No es extraño, lo digo por la interpretación simbólica, que, en una conversación
que tiene el padre con los hijos, quienes le siguen acusando de ser un don nadie,
este les pregunte qué quieren ser. El pequeño le dice que “Teniente General”.
El padre le interroga que por qué no «algo más», y entonces le dice que no
puede, porque su hermano mayor será el «General», lo cual es de una lógica
aplastante para una interiorizada percepción de la jerarquía.
Se ha de reconocer que la actuación de los
dos chiquillos es de una expresividad emocionante, por más que su desprecio al
padre duela en lo más profundo. Este, además, asume con tal naturalidad llena
de dolorida resignación su ausencia de triunfo social que toda la vida familiar
parece contagiarse de ese desánimo que, para los esposos, sin embargo, es lo
más parecido a una «buena situación».
No estamos ante el Ozu de la cámara
colocada a ras de suelo en los interiores que le han hecho famoso, y sale mucho
y bien a la calle para seguir las andanzas de los muchachos, quienes se
desenvuelven ante las cámaras con una naturalidad prodigiosa que bien puede
equipararse a la de La guerra de los botones, de Yves Robert o a Los cuatrocientos
golpes, de Truffaut, ambas excepcionales.
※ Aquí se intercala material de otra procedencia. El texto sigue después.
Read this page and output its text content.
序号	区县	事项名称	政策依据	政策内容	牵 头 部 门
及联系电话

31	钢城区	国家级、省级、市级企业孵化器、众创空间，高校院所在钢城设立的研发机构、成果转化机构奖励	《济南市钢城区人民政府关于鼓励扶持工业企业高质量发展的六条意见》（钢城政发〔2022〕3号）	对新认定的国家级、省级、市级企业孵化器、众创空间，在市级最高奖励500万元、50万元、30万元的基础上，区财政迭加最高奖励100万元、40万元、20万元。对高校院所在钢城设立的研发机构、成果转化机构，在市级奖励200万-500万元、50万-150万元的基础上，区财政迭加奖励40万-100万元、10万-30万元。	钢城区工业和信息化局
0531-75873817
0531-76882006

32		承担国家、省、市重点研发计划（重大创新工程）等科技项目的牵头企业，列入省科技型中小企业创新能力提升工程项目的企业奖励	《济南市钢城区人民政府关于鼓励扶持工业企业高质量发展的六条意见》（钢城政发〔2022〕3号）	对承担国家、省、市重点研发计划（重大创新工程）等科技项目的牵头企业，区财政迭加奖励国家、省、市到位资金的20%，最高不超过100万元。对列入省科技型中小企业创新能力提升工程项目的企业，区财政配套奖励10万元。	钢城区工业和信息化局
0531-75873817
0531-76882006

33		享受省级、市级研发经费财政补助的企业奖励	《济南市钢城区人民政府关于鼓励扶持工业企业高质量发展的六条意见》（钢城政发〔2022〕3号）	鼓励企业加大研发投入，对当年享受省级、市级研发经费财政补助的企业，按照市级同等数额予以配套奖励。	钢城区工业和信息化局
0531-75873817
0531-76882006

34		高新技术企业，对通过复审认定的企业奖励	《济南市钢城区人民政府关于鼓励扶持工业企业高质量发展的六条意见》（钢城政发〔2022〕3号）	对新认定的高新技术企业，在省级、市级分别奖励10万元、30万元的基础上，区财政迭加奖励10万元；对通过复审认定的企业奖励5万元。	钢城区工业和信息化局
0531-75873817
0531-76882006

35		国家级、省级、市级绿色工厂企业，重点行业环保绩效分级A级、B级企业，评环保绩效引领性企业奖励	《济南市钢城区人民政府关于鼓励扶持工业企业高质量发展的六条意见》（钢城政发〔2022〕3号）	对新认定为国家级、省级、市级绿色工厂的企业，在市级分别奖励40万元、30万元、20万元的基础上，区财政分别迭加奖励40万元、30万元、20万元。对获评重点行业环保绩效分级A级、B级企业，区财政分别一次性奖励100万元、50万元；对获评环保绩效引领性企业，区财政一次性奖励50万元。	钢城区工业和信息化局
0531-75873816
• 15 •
Ozu ha sabido captar a la
perfección el duro mundo al que han de enfrentarse los dos niños para
sobrevivir en él; pero también ha plasmado a la perfección la facilidad con que
puede criarse a dos tiranos cuya desconsideración infinita se clava como un
puñal alevoso en el corazón de los padres que velan por ellos y su futuro. Lo
soberbio es que haya escogido la vía de las películas mudas cuando estas ya se
estaban considerando una “antigualla”. ¿Por qué? ¿De qué nos quería avisar? ¿O
le tenía miedo a la posible impericia expresiva de las voces de los niños que
intervienen en la película? El caso es que esta se ve como una suerte de
nostalgia del pasado, como si quisiera valorar, Ozu, la elocuencia del gesto y
de los actos frente a la ambigüedad del lenguaje hablado. ¡Y lo consigue con
creces! A todos ellos les ponemos la voz que les corresponde, y sabemos exactamente
cómo suena cuanto dicen los intertítulos, porque la situación familiar descrita
por Ozu nos es común a todos, como padres o como hijos.